Question

The shadow of a tower standing on level ground is found to be 40 m longer when the sun’s altitude is ${{30}^{\circ }}$ than when it was ${{60}^{\circ }}$. Find the height of the tower. (Given $\sqrt{3}=1.732$)

Answer 1

Hint: We have to first make the figure of the given conditions. We take the altitude and the shadow in the form of a right-angled triangle. We use the trigonometric identity of $\cot \theta $ to form the length of the shadow in the form of the height of the tower. We have the difference between the two shadows and form the equation. We solve it to find the height of the tower.

Complete step-by-step solution
First, we try to form the image from the given conditions. Given that the shadow of a tower standing on level ground is found to be 40 m longer when the sun’s altitude is ${{30}^{\circ }}$ than when it was ${{60}^{\circ }}$.

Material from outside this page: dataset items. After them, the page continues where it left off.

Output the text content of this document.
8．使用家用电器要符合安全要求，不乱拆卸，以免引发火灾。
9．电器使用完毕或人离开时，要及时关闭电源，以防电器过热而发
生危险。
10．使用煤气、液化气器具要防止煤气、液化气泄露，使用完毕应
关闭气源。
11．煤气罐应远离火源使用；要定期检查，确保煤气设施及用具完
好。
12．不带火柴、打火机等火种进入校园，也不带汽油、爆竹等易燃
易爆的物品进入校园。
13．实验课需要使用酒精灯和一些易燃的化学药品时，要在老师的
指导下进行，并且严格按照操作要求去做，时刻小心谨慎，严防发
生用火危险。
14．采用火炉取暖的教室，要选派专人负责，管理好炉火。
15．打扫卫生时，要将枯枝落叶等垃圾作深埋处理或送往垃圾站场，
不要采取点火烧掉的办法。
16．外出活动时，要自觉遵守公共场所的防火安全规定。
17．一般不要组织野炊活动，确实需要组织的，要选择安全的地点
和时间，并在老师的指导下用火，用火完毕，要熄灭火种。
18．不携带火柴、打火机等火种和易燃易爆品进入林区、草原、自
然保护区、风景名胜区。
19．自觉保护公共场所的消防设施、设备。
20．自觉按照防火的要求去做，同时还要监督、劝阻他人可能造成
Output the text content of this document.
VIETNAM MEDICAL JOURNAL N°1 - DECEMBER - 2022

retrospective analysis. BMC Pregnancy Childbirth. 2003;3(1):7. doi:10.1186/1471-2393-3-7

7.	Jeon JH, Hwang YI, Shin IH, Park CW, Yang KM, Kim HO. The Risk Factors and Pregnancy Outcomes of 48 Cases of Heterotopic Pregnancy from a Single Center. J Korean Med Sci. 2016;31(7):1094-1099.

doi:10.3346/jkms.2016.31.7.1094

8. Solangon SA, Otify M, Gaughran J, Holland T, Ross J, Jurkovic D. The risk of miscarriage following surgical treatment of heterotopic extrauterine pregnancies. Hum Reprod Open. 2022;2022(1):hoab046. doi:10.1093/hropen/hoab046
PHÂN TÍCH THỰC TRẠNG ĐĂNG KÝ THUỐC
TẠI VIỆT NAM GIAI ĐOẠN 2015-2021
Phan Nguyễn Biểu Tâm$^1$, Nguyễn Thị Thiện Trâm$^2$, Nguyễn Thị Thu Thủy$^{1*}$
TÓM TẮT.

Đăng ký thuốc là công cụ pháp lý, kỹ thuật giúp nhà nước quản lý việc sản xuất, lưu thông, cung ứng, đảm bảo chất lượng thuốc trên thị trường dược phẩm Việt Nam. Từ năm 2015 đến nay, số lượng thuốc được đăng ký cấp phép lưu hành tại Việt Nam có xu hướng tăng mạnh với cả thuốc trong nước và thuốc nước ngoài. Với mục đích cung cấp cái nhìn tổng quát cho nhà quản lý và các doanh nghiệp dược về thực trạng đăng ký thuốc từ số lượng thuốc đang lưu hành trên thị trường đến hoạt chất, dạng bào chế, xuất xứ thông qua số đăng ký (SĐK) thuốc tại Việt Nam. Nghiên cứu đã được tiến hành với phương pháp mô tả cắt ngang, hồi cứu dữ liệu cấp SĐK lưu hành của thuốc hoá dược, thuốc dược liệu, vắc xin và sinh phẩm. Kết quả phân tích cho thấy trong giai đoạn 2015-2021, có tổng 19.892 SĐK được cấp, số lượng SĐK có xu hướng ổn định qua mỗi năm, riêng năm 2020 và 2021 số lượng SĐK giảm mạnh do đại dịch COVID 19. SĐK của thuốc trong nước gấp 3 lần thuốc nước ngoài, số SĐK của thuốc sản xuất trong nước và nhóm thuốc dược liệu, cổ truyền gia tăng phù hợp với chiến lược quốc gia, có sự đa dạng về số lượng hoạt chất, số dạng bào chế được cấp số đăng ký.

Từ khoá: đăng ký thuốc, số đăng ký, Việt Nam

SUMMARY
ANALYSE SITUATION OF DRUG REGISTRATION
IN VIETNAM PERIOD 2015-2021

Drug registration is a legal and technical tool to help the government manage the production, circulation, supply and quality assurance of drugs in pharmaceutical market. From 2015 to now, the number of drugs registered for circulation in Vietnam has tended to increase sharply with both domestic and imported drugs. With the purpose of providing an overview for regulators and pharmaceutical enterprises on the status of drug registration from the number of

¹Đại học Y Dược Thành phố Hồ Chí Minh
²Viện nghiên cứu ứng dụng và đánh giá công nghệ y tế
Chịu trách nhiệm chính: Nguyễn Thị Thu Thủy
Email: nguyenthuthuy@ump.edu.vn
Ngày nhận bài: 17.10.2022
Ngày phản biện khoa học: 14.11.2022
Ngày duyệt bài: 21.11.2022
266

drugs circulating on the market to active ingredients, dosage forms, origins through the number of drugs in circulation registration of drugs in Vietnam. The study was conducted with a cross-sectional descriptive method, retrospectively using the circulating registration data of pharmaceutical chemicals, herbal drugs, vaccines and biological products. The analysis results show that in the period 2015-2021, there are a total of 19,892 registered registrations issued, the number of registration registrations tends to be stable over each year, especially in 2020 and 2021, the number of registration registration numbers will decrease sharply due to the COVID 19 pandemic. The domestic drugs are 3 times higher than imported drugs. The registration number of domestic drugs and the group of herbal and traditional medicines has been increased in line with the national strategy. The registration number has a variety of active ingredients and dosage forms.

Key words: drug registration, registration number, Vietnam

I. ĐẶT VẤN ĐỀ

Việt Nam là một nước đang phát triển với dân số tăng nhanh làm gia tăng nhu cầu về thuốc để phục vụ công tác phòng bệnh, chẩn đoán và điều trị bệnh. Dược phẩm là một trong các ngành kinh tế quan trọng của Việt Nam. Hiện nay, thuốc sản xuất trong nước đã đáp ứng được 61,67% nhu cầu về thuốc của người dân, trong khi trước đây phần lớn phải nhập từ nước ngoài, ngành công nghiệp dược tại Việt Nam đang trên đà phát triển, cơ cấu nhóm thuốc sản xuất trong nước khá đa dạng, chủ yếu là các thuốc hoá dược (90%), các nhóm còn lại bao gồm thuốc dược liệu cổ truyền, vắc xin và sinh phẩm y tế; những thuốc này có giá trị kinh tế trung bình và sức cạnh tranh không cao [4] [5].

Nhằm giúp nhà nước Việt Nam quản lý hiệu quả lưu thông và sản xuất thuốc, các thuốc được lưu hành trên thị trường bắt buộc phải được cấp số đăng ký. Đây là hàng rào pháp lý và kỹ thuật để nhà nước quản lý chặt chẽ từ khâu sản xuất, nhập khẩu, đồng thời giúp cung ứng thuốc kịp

Let’s assume AB is the tower standing on level ground with height x m. So, $AB=x$.
The sun is on the left side of the tower and is casting a shadow on the right side.
When the sun’s altitude is ${{60}^{\circ }}$, it casts a shadow in the form of BD and when the sun’s altitude is ${{30}^{\circ }}$, it casts a shadow in the form of BC. The difference is 40m.
So, $\angle BDA={{60}^{\circ }},\angle BCA={{30}^{\circ }},BC-BD=40$.
We want to form the last equation in the form of the height of AB which is x.
The tower is vertical on the ground. So, $\angle ABC={{90}^{\circ }}$.
We now use trigonometric identities to find the values of BD and BC with respect to AB.
In $\Delta ABD$, $\cot \angle BDA=\dfrac{BD}{AB}$. Putting the values, we get value of BD as
$\begin{align}
  & \cot \angle BDA=\dfrac{BD}{AB} \\
 & \Rightarrow \dfrac{BD}{x}=\cot {{60}^{\circ }}=\dfrac{1}{\sqrt{3}} \\
 & \Rightarrow BD=\dfrac{x}{\sqrt{3}} \\
\end{align}$.
Now in $\Delta ABC$, $\cot \angle BCA=\dfrac{BC}{AB}$. Putting the values, we get value of BC as
$\begin{align}
  & \cot \angle BCA=\dfrac{BC}{AB} \\
 & \Rightarrow \dfrac{BC}{x}=\cot {{30}^{\circ }}=\sqrt{3} \\
 & \Rightarrow BC=\sqrt{3}x \\
\end{align}$.
We have the equation $BC-BD=40$. We put the values.
$\begin{align}
  & BC-BD=40 \\
 & \Rightarrow \sqrt{3}x-\dfrac{x}{\sqrt{3}}=40 \\
 & \Rightarrow \dfrac{2x}{\sqrt{3}}=40 \\
 & \Rightarrow x=\dfrac{40\times \sqrt{3}}{2}=20\sqrt{3} \\
 & \Rightarrow x=20\times 1.732=34.64 \\
\end{align}$.
Therefore, the length of the tower is 34.64m.

Note: We need to keep in mind that the only way it can be expressed in the form of identity when the triangles are right-angle triangles. The sides were taken with respect to the angle. We have taken the base and the height of the angle. The hypotenuse part always remains intact.